Я резко упала на колени в песок, крепко прижимая к себе вырывающуюся собаку, затем аккуратно выглянула из-за кустов: в укромном безлюдном уголочке у задней стены таверны Маркус клеил какую-то девицу. Девица стояла, подняв голову к небу, а Маркус указывал в него пальцем, рассказывая что-то о звездах, по которым он будет ориентироваться, когда наконец станет морским биологом и уедет в экспедицию. Ага, это в век современных технологий и систем спутниковой навигации! Однако девица восторженно внимала, а красавчик тем временем все крепче обнимал ее за плечи.
Осторожно спрятавшись обратно за колючее укрытие, я убедилась, что жук успел улизнуть, и отпустила пса. Кактус, сразу же воспользовавшись свободой, смачно лизнул меня прямо в ухо и куда-то умчался, а я пошла домой. Нечего мне здесь делать.
На берегу стало еще тише, а волны, казалось, стали еще холоднее, если это возможно. Однако звезды нынче и в самом деле хороши! Интересно, а эта девица знает о правиле «эксклюзивности»?
Пасхальные каникулы
Через пару дней я вернулась в Брюгге и опять погрузилась в такой понятный и знакомый мир книг.
В честь Пасхи мы с Карлом решили устроить грандиозную распродажу, почти вечеринку: со светским общением, кофе и свежей выпечкой. Создали небольшие наборы книг схожей тематики, некоторые даже положили в красивые пасхальные корзинки вместе с пожертвованными Кариной кружевными салфеточками («Попала на одну ярмарку, было просто невозможно удержаться – такая красота!») и подарочными кексами от Оливии.
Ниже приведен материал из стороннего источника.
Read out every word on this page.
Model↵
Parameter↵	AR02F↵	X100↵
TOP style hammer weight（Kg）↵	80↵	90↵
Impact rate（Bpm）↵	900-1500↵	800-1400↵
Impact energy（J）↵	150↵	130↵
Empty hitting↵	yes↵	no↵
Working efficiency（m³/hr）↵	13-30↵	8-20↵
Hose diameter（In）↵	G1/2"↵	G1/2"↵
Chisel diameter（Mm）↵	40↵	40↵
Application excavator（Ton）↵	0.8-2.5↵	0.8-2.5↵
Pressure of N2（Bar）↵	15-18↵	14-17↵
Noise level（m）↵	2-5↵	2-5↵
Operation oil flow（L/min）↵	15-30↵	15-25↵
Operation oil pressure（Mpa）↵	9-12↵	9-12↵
Карл пригласил какую-то местную журналистку – приятную пожилую даму, которая писала заметки о светской жизни Брюгге и на которую, как оказалось, другие приятные пожилые дамы очень хотели взглянуть хоть одним глазком.
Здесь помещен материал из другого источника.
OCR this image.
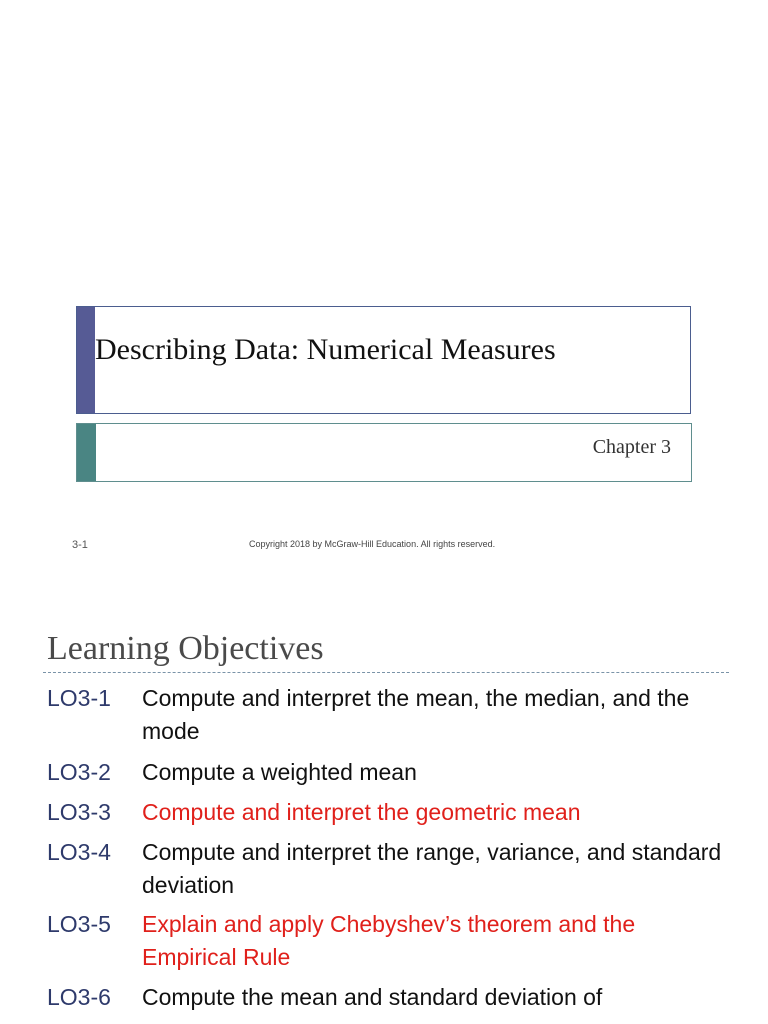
Describing Data: Numerical Measures
Chapter 3
3-1	Copyright 2018 by McGraw-Hill Education. All rights reserved.
Learning Objectives
LO3-1 Compute and interpret the mean, the median, and the mode
LO3-2 Compute a weighted mean
LO3-3 Compute and interpret the geometric mean
LO3-4 Compute and interpret the range, variance, and standard deviation
LO3-5 Explain and apply Chebyshev’s theorem and the Empirical Rule
LO3-6 Compute the mean and standard deviation of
Оливия получила от Карла огромный заказ на куличи и кексы, мне даже пришлось немного помочь ей на кухне. К выпечке она меня и на пушечный выстрел не подпустила, но милостиво позволяла мыть фрукты, натирать лимонную цедру и просеивать муку. Мы договорились о взаимной рекламе: у нее в кафе стоял стенд с информацией о нашей распродаже и визите журналистки, а мы, естественно, всем и каждому охотно сообщали, чьи золотые руки испекли эти восхитительные вкусности, вдобавок вкладывая в продаваемые книги ее белые тисненые визитки.
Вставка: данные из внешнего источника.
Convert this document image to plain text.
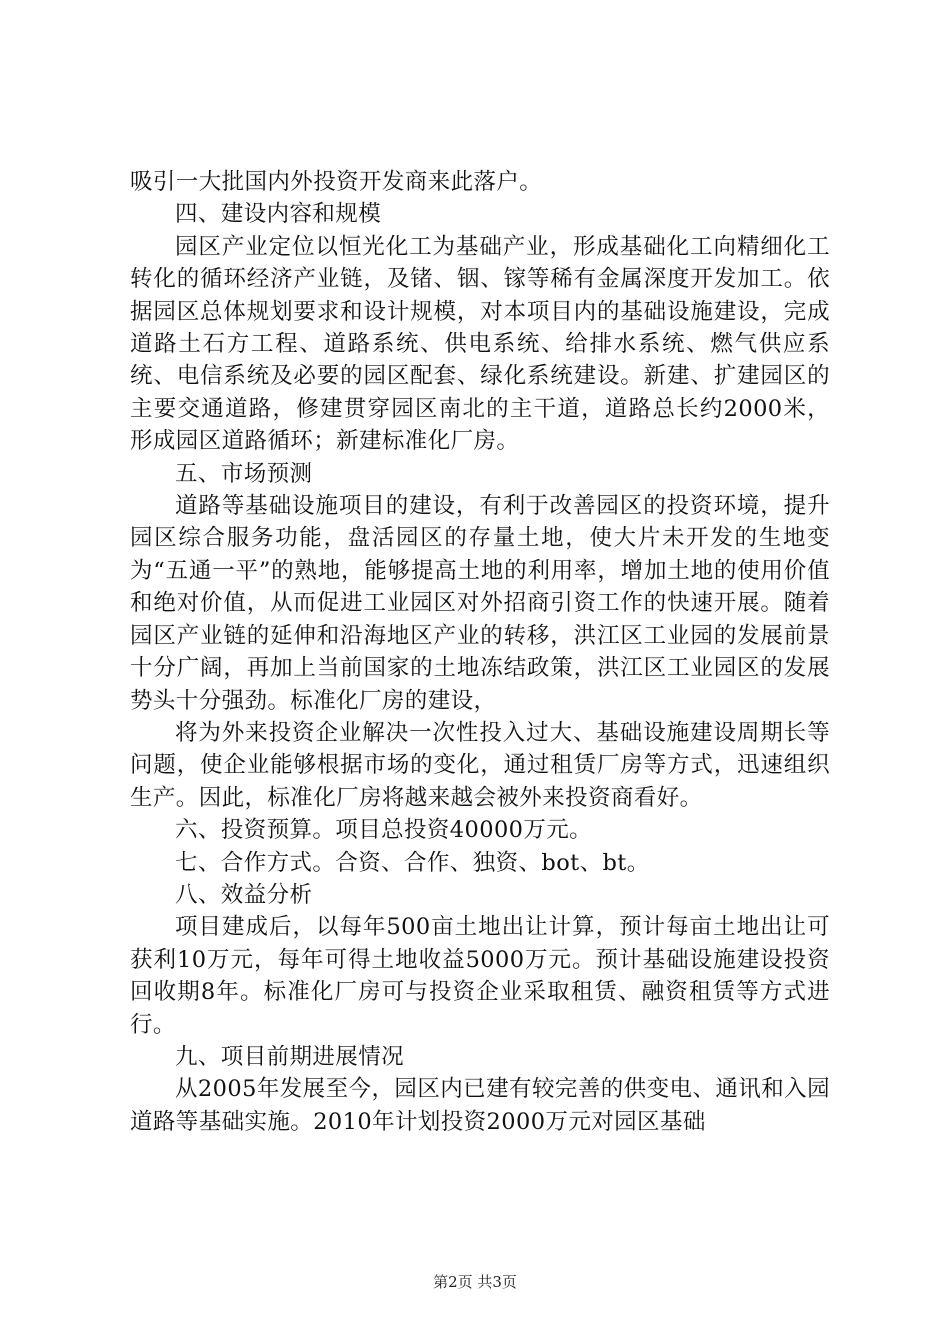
吸引一大批国内外投资开发商来此落户。

四、建设内容和规模

园区产业定位以恒光化工为基础产业，形成基础化工向精细化工转化的循环经济产业链，及锗、铟、镓等稀有金属深度开发加工。依据园区总体规划要求和设计规模，对本项目内的基础设施建设，完成道路土石方工程、道路系统、供电系统、给排水系统、燃气供应系统、电信系统及必要的园区配套、绿化系统建设。新建、扩建园区的主要交通道路，修建贯穿园区南北的主干道，道路总长约2000米，形成园区道路循环；新建标准化厂房。

五、市场预测

道路等基础设施项目的建设，有利于改善园区的投资环境，提升园区综合服务功能，盘活园区的存量土地，使大片未开发的生地变为“五通一平”的熟地，能够提高土地的利用率，增加土地的使用价值和绝对价值，从而促进工业园区对外招商引资工作的快速开展。随着园区产业链的延伸和沿海地区产业的转移，洪江区工业园的发展前景十分广阔，再加上当前国家的土地冻结政策，洪江区工业园区的发展势头十分强劲。标准化厂房的建设，

将为外来投资企业解决一次性投入过大、基础设施建设周期长等问题，使企业能够根据市场的变化，通过租赁厂房等方式，迅速组织生产。因此，标准化厂房将越来越会被外来投资商看好。

六、投资预算。项目总投资40000万元。

七、合作方式。合资、合作、独资、bot、bt。

八、效益分析

项目建成后，以每年500亩土地出让计算，预计每亩土地出让可获利10万元，每年可得土地收益5000万元。预计基础设施建设投资回收期8年。标准化厂房可与投资企业采取租赁、融资租赁等方式进行。

九、项目前期进展情况

从2005年发展至今，园区内已建有较完善的供变电、通讯和入园道路等基础实施。2010年计划投资2000万元对园区基础

第2页 共3页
Казалось бы, все складывалось именно так, как я и хотела, но тут приехал Каспер и вызвал у меня противоречивые чувства.
Я была очень, очень рада его видеть, очень хотела быть рядом, но в то же время его присутствие казалось мучительным. Несколько раз в день я обещала себе, что вот-вот соберусь с духом и поговорю с ним насчет наших отношений. Или хотя бы начну с малого – расскажу о Маркусе. Он заходил еще пару раз с Кактусом, пока я была в Росасе, и мы гуляли по пляжу. Ведь ничего такого в этом нет, правда? Ведь если ты кого-то любишь, это еще не значит, что тебе больше нельзя общаться с другими людьми, так?
Но я себя чувствовала виноватой. И пусть в моем поведении не было ничего постыдного: я не флиртовала с Маркусом, сама не искала с ним встреч и неизменно отказывалась от танцев, хотя в этом тоже вроде бы не было ничего криминального, – я сама себе казалась предательницей. Наверное, все дело в моей больной совести. Если бы я действительно воспринимала Маркуса как обычного нового знакомого, то и не страшилась бы рассказать о нем Касперу. Так что, получается, по вердикту собственной совести я действительно его предала…
Еще одним источником мучений были воспоминания о том сне. Я постоянно мысленно к нему возвращалась, даже записала его в подробностях и временами перечитывала, словно какая-то влюбленная школьница. Насколько восхитительным и прекрасным было чувство уверенности, что Каспер меня любит! Я смотрела на его отросшую шевелюру – прямо как во сне, – и мне нестерпимо хотелось запустить в нее руки, любоваться медными переливами, накручивать на палец отдельные кудряшки. Но вместо этого я сдержанно улыбалась, изредка шутила и избегала излишне долгих разговоров.
В этом мне очень помогала книжная распродажа – наплыв покупателей был просто неслыханным! Карл тоже разрывался в противоречиях: с одной стороны, он ужасно любил гостей, охотно разговаривал с ними о книгах и щедро накладывал им большие куски ароматных куличей на блюдца; с другой, когда он видел толпу (то есть больше трех) незнакомцев, шныряющих по его магазину, то и дело вытаскивающих книги с полок и как попало засовывающих их обратно, – он морщился, словно от зубной боли.